Despite countless suggestions otherwise, a new report from the Deloitte Global Automotive Consumer Study reveals that Americans in Generation Y -- a group of about 80 million people born between 1977 and 1994 -- still want to own personal cars. According to Deloitte, only 29 percent of Gen Y respondents would consider giving up their own car.
The report contradicts earlier studies that young drivers had lost their passion for automobiles and driving. Last August, a study from the University of Michigan Transportation Research Institute found that 37 percent of respondents aged 18 to 37 said they were "too busy" to get a driver's license, and that 22 percent of respondents said they never planned to get a license at all.

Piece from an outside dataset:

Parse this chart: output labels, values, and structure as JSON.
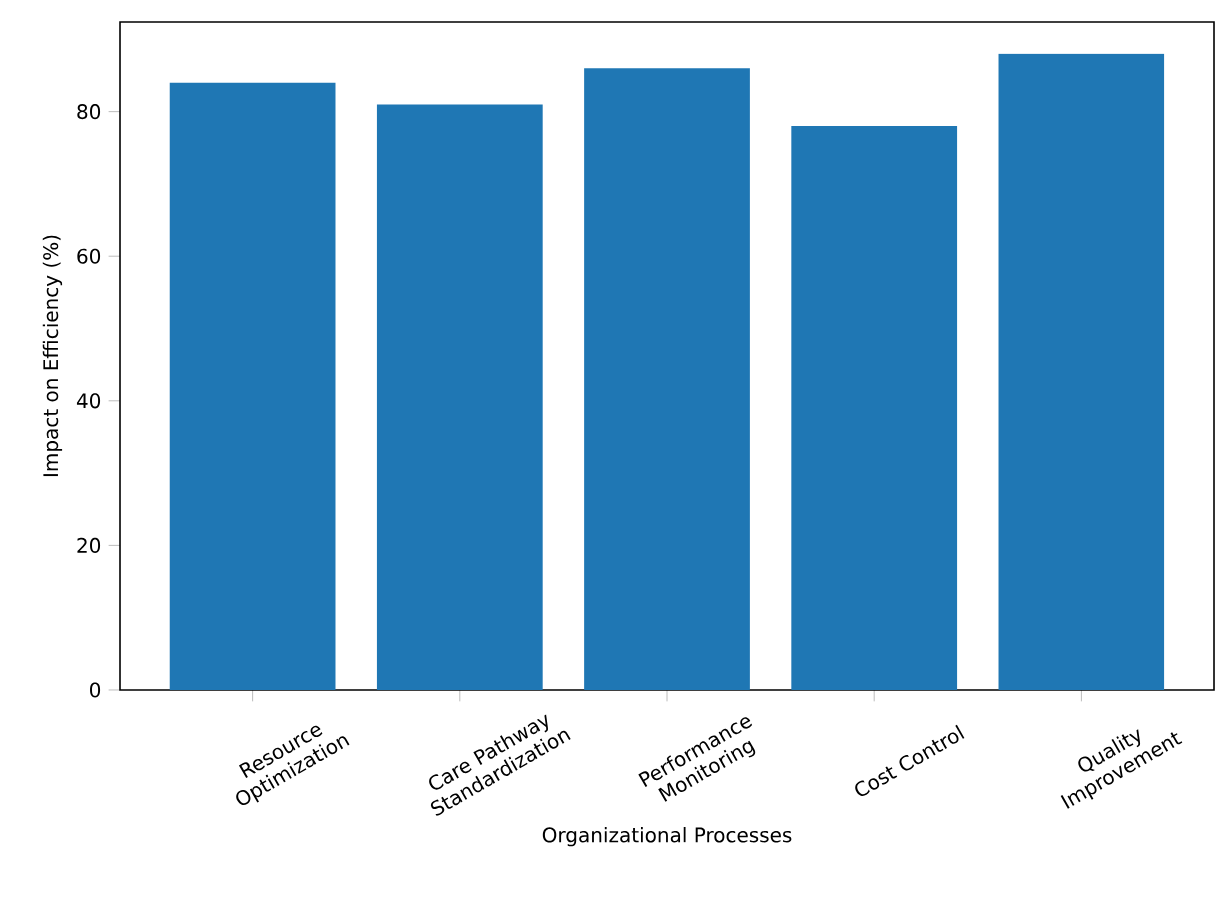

Deloitte's data, by contrast, seems to suggest that members of Gen Y still lust after automobiles. "Well over half of Gen Y consumers… expect to buy or lease a car within the next three years," Deloitte LLP vice chairman Craig Giffi said in a statement. "A mere 8 percent do not expect to ever purchase or lease a vehicle."
At the same time, the Deloitte study found that there are critical obstacles between Gen Y buyers and cars. Eighty percent of respondents who don't currently own or lease a car say the cost of one is too high; 67 percent said they can get around adequately by walking or taking public transport.
The cost barrier was reflected in a report last year from the Insurance Institute for Highway Safety's Highway Loss Data Institute. The HLDI found in October that increased teen unemployment meant obtaining a driver's license or buying a car was too expensive for younger drivers.
As for drivers who do want cars, Deloitte's survey found that Gen Y respondents value having lots of technology in their vehicles. Fifty-nine percent expect to be driving a hybrid car within the next five years, and 58 percent would like the government to incentivize customers to buy more energy-efficient cars.
Safety technology is also important, with 72 percent of survey respondents saying they want their next car to offer technology that "recognizes the presence of other vehicles on the road." Perhaps that's so the Gen Y drivers can zone out online: Fifty-six percent told Deloitte they would like "technology that entertains them" in cars, as well as an easy ability to sync a smartphone and its apps with the car.
In fact, those desires push out some more traditional automotive factors. "Gen Y may not necessarily scrutinize horsepower, acceleration times, or engine size," said Deloitte's Massa Hasegawa.
Overall, Deloitte's data provide a more hopeful outlook for the automotive industry, suggesting that young people haven't totally lost any ambitions to own a car in the future.